Temperature dependence of T. litoralis 4-α-glucanotransferase activity. The assay mixture, containing 7 μg of enzyme per ml in 100 mM MOPS (pH 7.0)–10 mM maltotriose, was incubated at different time points. Enzyme activity was assessed by the production of glucose as described in Materials and Methods.

FIG. 4

TLC of ¹⁴C-labeled reaction products of purified 4-α-glucanotransferase with unlabeled maltose and [U-¹⁴C]glucose (A) or with unlabeled maltose and [U-¹⁴C]maltose (B). The reaction mixture (45 μl) contained 1.6 μg of enzyme, 10 mM unlabeled maltose in 100 mM MOPS (pH 7.0), and 0.33 nmol of [U-¹⁴C]glucose or 0.6 nmol of [U-¹⁴C]maltose. Aliquots of the reaction mixture (10 μl) were applied to the TLC plate at different time intervals. G₁, glucose; G₂, maltose; G₃, maltotriose; G₄, maltotetraose.

FIG. 5

Temperature dependence of T. litoralis MalP activity.
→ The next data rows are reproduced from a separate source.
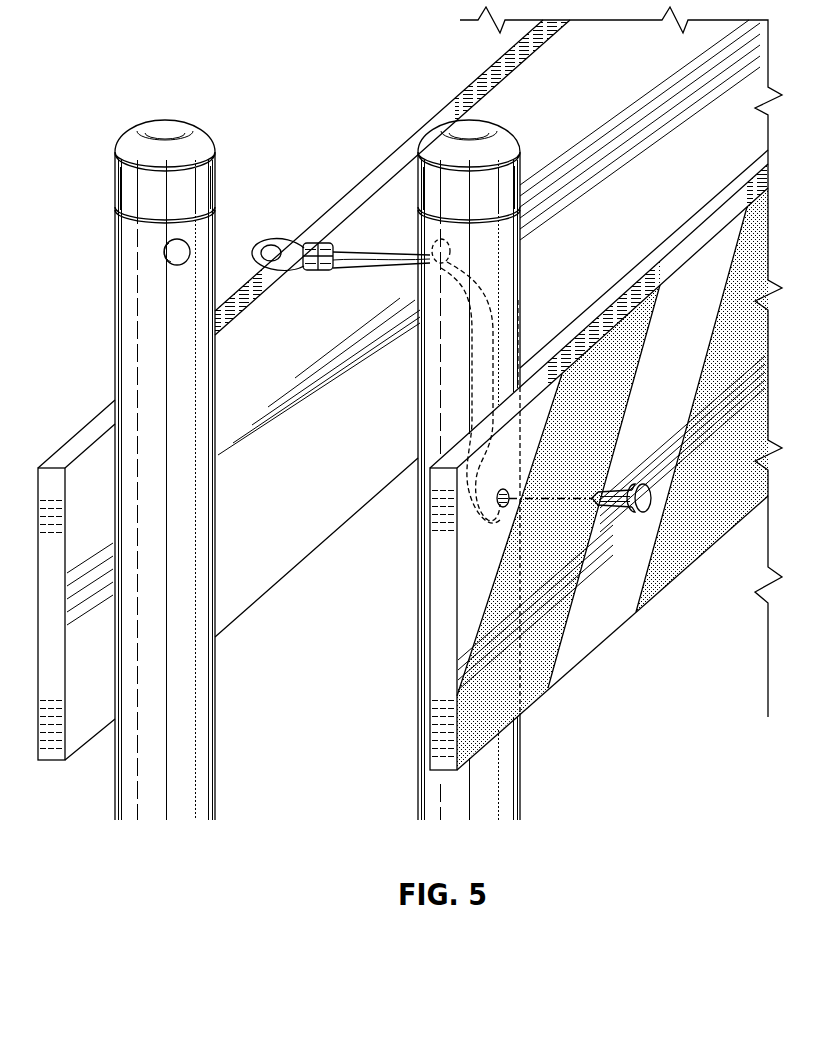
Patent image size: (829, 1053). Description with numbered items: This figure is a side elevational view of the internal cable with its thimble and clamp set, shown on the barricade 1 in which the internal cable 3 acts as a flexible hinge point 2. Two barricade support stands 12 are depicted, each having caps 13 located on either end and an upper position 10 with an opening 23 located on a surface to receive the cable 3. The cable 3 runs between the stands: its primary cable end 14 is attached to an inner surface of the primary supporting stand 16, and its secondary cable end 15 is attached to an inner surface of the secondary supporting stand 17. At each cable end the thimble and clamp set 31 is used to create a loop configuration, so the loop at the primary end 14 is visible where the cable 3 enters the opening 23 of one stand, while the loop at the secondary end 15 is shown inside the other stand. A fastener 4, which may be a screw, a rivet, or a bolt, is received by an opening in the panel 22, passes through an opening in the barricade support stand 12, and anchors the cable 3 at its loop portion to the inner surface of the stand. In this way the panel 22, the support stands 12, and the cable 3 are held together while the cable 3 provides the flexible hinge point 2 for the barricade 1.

The barricade 1 is at (410, 413).
The flexible hinge point 2 is at (407, 342).
The internal cable 3 is at (358, 252).
The fastener 4 is at (642, 485).
The upper position 10 is at (320, 459).
The barricade support stand 12 is at (130, 360).
The caps 13 is at (210, 182).
The primary cable end 14 is at (350, 250).
The secondary cable end 15 is at (488, 515).
The primary supporting stand 16 is at (128, 480).
The secondary supporting stand 17 is at (522, 738).
The panel 22 is at (403, 395).
The opening 23 is at (192, 252).
The thimble and clamp set 31 is at (312, 240).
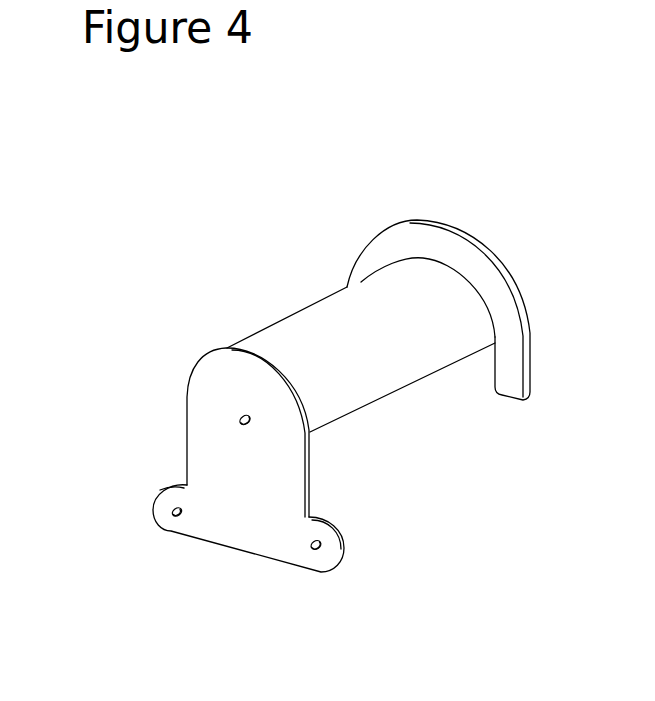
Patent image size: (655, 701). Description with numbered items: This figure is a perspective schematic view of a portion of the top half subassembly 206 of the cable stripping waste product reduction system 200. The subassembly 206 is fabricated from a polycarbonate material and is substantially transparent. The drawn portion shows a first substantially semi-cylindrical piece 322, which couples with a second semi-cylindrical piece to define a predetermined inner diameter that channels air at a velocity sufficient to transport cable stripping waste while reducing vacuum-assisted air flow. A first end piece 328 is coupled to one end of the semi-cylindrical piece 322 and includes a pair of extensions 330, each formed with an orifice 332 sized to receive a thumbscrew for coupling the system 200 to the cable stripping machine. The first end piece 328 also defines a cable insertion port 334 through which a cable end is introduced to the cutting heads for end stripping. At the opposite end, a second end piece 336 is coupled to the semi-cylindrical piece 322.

The cable stripping waste product reduction system 200 is at (472, 148).
The top half subassembly 206 is at (314, 203).
The first substantially semi-cylindrical piece 322 is at (307, 308).
The first end piece 328 is at (222, 432).
The extensions 330 is at (154, 500).
The orifice 332 is at (173, 519).
The cable insertion port 334 is at (240, 415).
The second end piece 336 is at (522, 380).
The assay mixture containing 2 μg of enzyme per ml in 50 mM potassium phosphate (pH 7.0)–5 mM maltoheptaose was incubated for 15 min. The enzyme activity was assessed by the production of glucose-1-phosphate as described in Materials and Methods. For all temperatures tested, glucose-1-phosphate production was linear with time.

FIG. 6

Sequence alignment of the MalP from T. litoralis (Tli MalP) with phosphorylases from other thermophilic organisms. Pho PH1512, homologous sequence from hyperthermophilic archaeon P. horikoshii OT3 (16); Tma AgpA, MalP from the hyperthermophilic bacterium T. maritima (1). The pyridoxal 5′-phosphate binding consensus sequence begins at position 584 of the Tli MalP sequence.

FIG. 7

TLC of maltotetraose reaction products obtained with T. litoralis cell extracts in the presence and absence of phosphate. Reaction mixtures containing 5 mM maltotetraose and the cell extract (1 mg of protein per ml) in 100 mM MOPS (pH 7.0) (A) or in 50 mM potassium phosphate (pH 7.0) (B) were incubated at 85°C. Aliquots of the reaction mixture (10 μl) were applied to the TLC plate at different time intervals. S, standards; G₁, glucose; G₂, maltose; G₃, maltotriose; G₄, maltotetraose; G-1-P, glucose-1-phosphate.

FIG. 8

TLC of maltose reaction products obtained with T. litoralis and P. furiosus cell extracts. Reaction mixtures of T. litoralis (A) and P. furiosus (B) dialyzed cell extracts (5 mg of protein per ml) were incubated with 10 mM maltose in 100 mM MOPS (pH 7.0) at 85 and 95°C, respectively. Aliquots of the reaction mixture (10 μl) were applied to the TLC plate at different time intervals. Notation is as in Fig. 1.

FIG. 9

Proposed pathway for maltose metabolism in T. litoralis. MalE, maltose/trehalose binding protein; MalF, MalG, and MalK, components of the maltose/trehalose ABC transport system; PGM, phosphoglucomutase; HK, hexokinase; PFK, phosphofructokinase; GAP:FdOR, glyceraldehyde-3-phosphate:ferredoxin oxidoreductase; Fd, ferredoxin; F-6-P, fructose-6-P; F-1,6-bP, fructose-1,6-bisphosphate.